Friday, August 16, 1940, some five weeks into what became known as the Battle of Britain, dawned sunny and clear.
Towards noon, Poling (near Angmering) and Ventnor Chain Home RDF (radar) stations picked up indications of a major build-up of an enemy raid.
During the next hour about 150 aircraft were identified heading for the Isle of Wight and about 12.45pm, eight RAF fighter squadrons were scrambled to meet the threat.
The enemy formations comprised Junkers Ju 87 (Stuka) dive-bombers and Messerschmitt Bf 109Es and Bf 110s.
When the Stukas reached the Nab Tower to the east of the Isle of Wight, the leading aircraft fired off signal flares and the force split into three groups, the largest of which headed for RAF Tangmere.
The scrambled Hurricanes of Tangmere’s No 43 and 601 Squadrons met the enemy bomber force head-on over the Selsey Bill, while the No 602 Squadron Spitfires from Westhampnett, Tangmere’s recently-opened satellite aerodrome (now Goodwood airfield), set upon the escorting Messerschmitts above.
In the ensuing action, 25 enemy aircraft were claimed to have been brought down between Tangmere and the coast.
However, about 20 Stukas broke through the defending fighters and commenced their dive-bombing attack on the airfield at 1pm. This they did with great accuracy, with no bombs dropping outside the airfield perimeter.
In the midst of the 20-minute raid, a damaged Hurricane crash-landed on the airfield between the bomb craters.
Two very brave airmen, Corporal George Jones and AC2 Cyril Faulkner, extricated the badly-wounded pilot, William (Billy) Fiske of No 601 Squadron, from his cockpit.
Pilot Officer Fiske, an American fighting for the RAF, was rushed to the Royal West Sussex hospital in Chichester, but sadly died of his injuries the next day.
He was buried with full military honours at Boxgrove Priory three days later.
All the pre-war hangars, with the exception of one, were destroyed or badly damaged.

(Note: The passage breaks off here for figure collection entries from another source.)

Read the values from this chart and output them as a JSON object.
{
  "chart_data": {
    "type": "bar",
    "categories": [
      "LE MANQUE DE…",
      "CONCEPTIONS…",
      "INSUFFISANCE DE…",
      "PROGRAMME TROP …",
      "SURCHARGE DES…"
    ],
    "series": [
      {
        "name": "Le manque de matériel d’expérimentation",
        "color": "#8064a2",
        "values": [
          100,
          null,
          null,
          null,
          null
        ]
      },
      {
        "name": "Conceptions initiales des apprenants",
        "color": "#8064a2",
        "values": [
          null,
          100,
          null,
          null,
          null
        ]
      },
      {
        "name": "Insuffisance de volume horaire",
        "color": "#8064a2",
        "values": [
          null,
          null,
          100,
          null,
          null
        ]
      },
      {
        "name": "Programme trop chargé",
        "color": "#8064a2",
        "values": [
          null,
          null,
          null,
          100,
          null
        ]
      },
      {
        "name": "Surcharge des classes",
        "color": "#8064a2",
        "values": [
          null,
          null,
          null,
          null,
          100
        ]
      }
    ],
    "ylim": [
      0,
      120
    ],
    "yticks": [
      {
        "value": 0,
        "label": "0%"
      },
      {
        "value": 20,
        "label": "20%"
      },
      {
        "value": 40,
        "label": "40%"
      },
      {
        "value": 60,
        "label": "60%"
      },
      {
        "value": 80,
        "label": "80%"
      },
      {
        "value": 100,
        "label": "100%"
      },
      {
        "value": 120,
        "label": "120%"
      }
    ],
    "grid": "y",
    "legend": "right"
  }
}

The officers’ mess and numerous other buildings were badly damaged, including the station’s sick quarters.
In these quarters, Dr Courtney Willey, the only medical officer on the aerodrome at the time, buried to his waist in rubble, but ignoring his injuries, set up an emergency sick bay and carried on treating the seriously injured. He was later awarded the Military Cross ‘for gallant conduct’.
Seven Hurricanes, six Blenheims and a Magister aircraft were destroyed in the raid, but the real tragedy was the deaths of ten RAF personnel and three civilians with another 20 people wounded.
Following the raid, the Hurricanes landed between the craters and were quickly refuelled and rearmed.
On the aerodrome, flags were placed to mark unexploded bombs and the clear-up work began. In the afternoon, civilian volunteers and soldiers from nearby bases were drafted in to fill in the craters and to clear the rubble.
Group Captain Jack Boret, Tangmere’s Station Commander, ordered the following entry should be made in the station’s Operational Record Book, giving special recognition to the fact the aerodrome had remained fully operational throughout the day: “The depressing situation was dealt with in an orderly manner and it was considered that the traditions of the RAF were upheld by all ranks.
“In conclusion, it must be considered that the major attack launched on this station by the enemy was a victory for the RAF.”
On this day, Winston Churchill had been watching the outcome of the enemy raids at No 11 Group Headquarters, RAF Uxbridge.
On leaving that evening, he was heard to say: “Never in the field of human conflict was so much owed by so many to so few,” – the words he used in the famous speech he made of the Battle of Britain in the House of Commons four days later.